Having kept those traditions in an atmosphere completely unfavourable to the Church, however, was not enough to revive the Church and its public image in the post-communist period. The long-disputed schism within the senior clergy in the early 1990s was proclaimed as opening the way to renew and reform the Church. In fact, it was much more a power struggle within the Synod, started by the prelates closest to the communist regime. The situation that emerged after the end of the schism is dominated by two opposite trends.
The first trend, which could be called centripetal or monarchial, made some metropolitans behave irresponsibly in the face of public expectations. Relying on the church canons for the monarchial power of the episcopacy, they disregard public criticism, claiming that it comes from lay people ignorant of church matters. On the one hand, this “feudalisation” causes constant tensions between local and senior clergy, on the other, it makes creation of unified church budget an impossible task. The high clergy”s distrust of secular people, on the third hand, has led to a lack of lay theological intelligentsia who could transmit the Church”s messages to broader public.

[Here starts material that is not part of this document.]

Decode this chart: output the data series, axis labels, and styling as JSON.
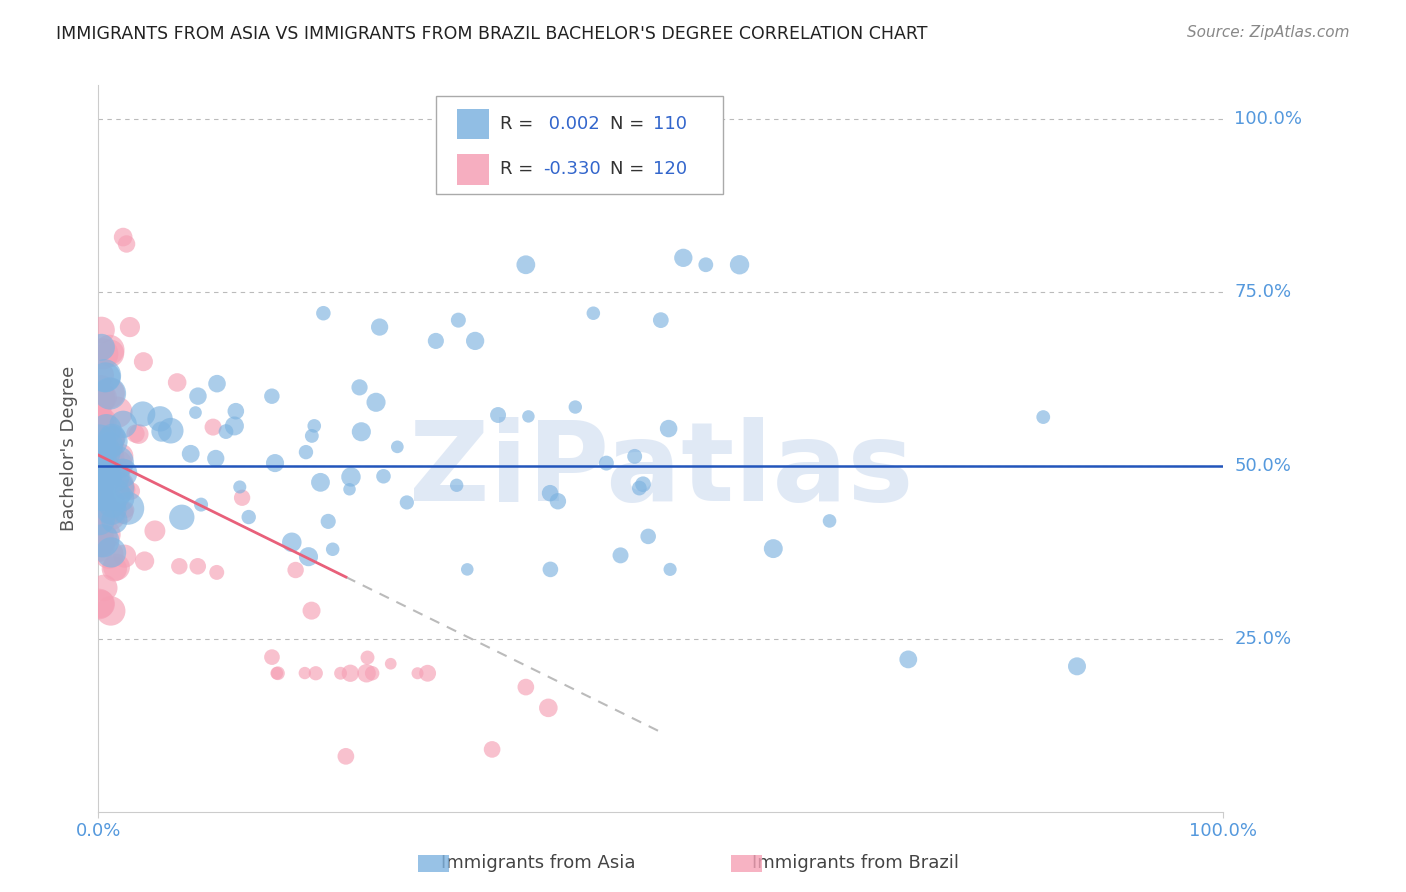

Despite these problems, some positive, although modest, signs of renewal can be seen. The first is that the Church finally succeeded to separate itself from the state effectively. Traumatised by its communist experience, the Bulgarian Orthodox Church is persistent in asserting its apolitical attitude, to the extent that it cannot even communicate its own agenda to the state. This apolitical attitude is why the Church (so far) successfully has resisted the temptation to become an exponent and defender of nationalist causes, a syndrome that has not been avoided by other postcommunist Orthodox churches. Another sign of renewal is the appearance of small but active and well-educated groups of young people, who started to create a real Christian journalism, which tries to check and limit the “monarchial” power of the metropolitans. Another positive sign is the advent of a new generation of priests, who are much better educated and motivated than their predecessors, and who are trying to revive the real parish life.